Riot shrugs, supremely untroubled. “Unlike the previous applicants, I’ve no intention of graduating to ex.” He laces his scarred hands behind his head. “We can be the new Harley and Joker, if she likes. Though at this rate I’ll have to be the submissive one, on account of not being half as cunning as our Pretty Darling.”
“That,” Doc says, finally surfacing from his nose-pinch, “is the single most self-aware thing you’ve said since I met you.”
“I contain multitudes, Doc.” Riot doesn’t even open his eyes. “Mostly violence. But multitudes.”
“And if we’re assigning roles,” I offer, because I can never resist a casting call, “I’d like it formally noted that I’m the one who handles the bodies, the flowers, and the eulogies, which makes me indispensable in a way the rest of you simply aren’t. You can’t have a tragic love story without someone to arrange the funerals.”
“No one is having a funeral,” Doc says, with the air of a man who has said it before and expects to say it again.
“Not with that attitude,” I murmur, and Vex laughs so brightly it nearly knocks me off my chair.
She beams.
Openly, at the praise—and I file the detail away with the quiet thrill of a collector spotting a tell no one else has clocked. Our girl enjoys being worshiped.
Not the empty flattery the world throws at a pretty face; the real thing, the recognition of her brilliance spoken aloud by people clever enough to mean it. She drinks it like nectar herself.
I find, oddly, that I adore knowing it, because worship is the one offering I have an infinite supply of. I have spent my life adoring things that couldn’t adore me back.
Here, at last, is something that can—and does—and wants to.
She shrugs, and repeats it, that gorgeous detonation of a sentence, soft as a blade sliding home.

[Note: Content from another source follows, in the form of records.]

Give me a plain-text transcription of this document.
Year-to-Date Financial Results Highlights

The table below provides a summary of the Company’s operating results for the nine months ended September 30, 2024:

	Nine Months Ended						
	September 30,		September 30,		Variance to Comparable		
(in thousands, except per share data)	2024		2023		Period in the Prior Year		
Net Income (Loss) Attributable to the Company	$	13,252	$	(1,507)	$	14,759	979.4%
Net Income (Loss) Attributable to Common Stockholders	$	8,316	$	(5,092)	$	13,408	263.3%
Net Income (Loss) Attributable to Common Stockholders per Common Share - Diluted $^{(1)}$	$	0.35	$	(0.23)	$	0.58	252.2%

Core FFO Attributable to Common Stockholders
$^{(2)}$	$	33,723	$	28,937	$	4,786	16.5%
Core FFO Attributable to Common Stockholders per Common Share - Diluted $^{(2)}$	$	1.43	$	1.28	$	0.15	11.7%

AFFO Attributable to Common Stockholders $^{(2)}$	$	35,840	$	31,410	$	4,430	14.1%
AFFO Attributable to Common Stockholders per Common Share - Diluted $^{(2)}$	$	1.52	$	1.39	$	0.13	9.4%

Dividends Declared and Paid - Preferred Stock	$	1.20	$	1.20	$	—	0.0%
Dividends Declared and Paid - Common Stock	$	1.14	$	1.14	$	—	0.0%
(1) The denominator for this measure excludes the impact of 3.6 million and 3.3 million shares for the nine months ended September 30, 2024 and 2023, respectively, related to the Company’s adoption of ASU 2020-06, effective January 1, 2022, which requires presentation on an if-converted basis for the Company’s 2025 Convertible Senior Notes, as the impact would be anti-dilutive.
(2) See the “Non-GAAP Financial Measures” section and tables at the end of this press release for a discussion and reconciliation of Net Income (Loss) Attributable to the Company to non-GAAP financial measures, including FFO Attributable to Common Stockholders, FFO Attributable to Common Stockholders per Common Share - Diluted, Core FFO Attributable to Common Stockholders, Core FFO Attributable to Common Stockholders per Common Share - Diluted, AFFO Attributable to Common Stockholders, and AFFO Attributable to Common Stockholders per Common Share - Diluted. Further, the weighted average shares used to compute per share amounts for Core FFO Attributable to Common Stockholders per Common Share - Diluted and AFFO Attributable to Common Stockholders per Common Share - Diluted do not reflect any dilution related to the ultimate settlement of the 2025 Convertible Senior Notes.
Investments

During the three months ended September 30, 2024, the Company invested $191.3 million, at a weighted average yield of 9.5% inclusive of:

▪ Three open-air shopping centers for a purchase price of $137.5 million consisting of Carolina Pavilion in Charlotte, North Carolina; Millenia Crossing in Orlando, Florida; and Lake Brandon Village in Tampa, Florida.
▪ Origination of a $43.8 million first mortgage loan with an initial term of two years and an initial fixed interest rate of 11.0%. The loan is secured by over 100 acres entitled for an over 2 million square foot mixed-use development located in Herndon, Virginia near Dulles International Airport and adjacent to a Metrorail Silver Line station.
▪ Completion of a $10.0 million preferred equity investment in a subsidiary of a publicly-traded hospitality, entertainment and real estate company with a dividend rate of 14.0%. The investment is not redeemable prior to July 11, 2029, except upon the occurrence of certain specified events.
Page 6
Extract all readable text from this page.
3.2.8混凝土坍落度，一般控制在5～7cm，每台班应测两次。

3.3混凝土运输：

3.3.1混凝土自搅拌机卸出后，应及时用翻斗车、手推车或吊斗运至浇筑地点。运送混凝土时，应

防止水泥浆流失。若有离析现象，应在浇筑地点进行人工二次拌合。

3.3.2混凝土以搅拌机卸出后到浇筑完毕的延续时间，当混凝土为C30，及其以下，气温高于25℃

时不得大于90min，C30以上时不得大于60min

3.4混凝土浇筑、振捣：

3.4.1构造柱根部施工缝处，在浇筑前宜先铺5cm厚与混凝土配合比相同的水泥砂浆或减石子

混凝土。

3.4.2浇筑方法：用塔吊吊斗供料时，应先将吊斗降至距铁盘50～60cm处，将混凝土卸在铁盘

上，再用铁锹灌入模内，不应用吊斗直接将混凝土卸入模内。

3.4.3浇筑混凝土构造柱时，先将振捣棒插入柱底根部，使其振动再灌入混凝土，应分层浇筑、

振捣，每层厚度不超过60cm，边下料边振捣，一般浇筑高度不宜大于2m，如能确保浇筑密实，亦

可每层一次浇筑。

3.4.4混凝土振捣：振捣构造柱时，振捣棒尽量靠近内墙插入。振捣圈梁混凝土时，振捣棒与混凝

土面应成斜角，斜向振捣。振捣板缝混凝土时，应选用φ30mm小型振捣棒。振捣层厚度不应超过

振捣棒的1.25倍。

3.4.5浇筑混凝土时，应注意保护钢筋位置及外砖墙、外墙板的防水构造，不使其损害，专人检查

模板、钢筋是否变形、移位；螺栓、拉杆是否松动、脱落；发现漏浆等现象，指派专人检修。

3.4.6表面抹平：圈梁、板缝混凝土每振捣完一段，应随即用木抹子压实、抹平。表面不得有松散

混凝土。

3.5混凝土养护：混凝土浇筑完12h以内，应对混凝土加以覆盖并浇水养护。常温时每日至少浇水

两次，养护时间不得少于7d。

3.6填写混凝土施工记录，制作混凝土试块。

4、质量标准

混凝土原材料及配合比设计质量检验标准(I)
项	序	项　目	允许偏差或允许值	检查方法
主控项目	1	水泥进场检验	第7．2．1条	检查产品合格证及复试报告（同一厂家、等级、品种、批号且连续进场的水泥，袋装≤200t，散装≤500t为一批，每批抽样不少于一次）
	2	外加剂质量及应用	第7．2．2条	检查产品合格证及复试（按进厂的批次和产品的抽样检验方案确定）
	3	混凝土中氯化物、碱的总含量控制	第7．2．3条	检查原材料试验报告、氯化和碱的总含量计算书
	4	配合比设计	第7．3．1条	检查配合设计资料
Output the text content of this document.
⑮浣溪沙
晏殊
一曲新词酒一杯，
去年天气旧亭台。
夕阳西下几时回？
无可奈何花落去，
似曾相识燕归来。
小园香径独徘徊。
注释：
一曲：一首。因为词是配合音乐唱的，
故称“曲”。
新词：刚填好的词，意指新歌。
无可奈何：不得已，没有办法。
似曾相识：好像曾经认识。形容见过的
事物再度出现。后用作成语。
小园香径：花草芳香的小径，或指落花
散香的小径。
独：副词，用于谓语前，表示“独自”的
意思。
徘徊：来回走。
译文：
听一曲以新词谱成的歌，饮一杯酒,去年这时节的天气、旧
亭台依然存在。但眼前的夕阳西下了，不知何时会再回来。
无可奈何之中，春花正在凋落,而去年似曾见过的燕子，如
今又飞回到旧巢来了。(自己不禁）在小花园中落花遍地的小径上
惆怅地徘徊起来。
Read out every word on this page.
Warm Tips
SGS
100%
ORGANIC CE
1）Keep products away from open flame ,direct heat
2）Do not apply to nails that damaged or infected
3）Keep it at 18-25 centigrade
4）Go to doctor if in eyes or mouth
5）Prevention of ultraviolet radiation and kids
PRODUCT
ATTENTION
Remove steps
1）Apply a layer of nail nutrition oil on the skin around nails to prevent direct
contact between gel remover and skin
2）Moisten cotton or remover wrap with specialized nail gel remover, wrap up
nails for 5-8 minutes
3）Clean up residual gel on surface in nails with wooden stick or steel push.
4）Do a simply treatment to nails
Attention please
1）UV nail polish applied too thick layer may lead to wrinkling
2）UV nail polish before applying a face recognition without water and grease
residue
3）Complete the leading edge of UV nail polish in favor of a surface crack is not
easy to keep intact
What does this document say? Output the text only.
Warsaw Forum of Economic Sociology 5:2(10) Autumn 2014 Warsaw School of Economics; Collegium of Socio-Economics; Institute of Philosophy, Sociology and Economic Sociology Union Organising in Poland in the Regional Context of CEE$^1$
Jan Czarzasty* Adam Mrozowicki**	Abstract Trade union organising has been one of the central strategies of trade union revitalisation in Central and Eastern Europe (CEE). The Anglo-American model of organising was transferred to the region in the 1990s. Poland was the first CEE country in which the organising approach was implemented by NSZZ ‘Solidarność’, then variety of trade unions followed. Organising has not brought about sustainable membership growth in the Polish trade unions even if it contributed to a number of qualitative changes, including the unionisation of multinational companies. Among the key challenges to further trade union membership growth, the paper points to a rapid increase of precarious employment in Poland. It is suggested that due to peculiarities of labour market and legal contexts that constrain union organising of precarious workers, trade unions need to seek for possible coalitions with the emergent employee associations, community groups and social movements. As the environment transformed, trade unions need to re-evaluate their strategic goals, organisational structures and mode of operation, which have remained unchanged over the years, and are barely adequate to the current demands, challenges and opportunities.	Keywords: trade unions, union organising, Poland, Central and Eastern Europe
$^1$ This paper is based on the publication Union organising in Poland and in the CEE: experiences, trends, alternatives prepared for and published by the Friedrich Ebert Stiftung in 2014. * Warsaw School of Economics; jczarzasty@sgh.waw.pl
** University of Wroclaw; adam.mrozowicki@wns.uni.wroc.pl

“Which ex are we referring to?”
Doc uncrosses his leg and leans forward over the low table, drawing a folder from the stack he’s assembled there—because naturally there’s a stack, the man builds a case file the way Riot builds a body count, compulsively and well. He flips it open, and there it is, spread between us in glossy clinical horror:her own case.
The scorched penthouse.
The black ruin of a room, the heat-warped furniture, the photographed remnants of the body they managed to recover from the ash.
“So you’re telling me,” Doc says slowly, tapping the photograph, “that this—the man you were criminally charged with murdering—is a different ex than the one we ought to be worried about.”
It isn’t quite a question.
It’s a man laying his recalculation on the table to be confirmed, and I glance at him and see he’s gone fully serious, the dry amusement burned off, every gear in that formidable head turning at once—and, alarmingly for him, the pieces are sliding into place and they fit.
“Yup.” She nods, once, crisp. “The one I cooked was the ex I dated after I left my husband.”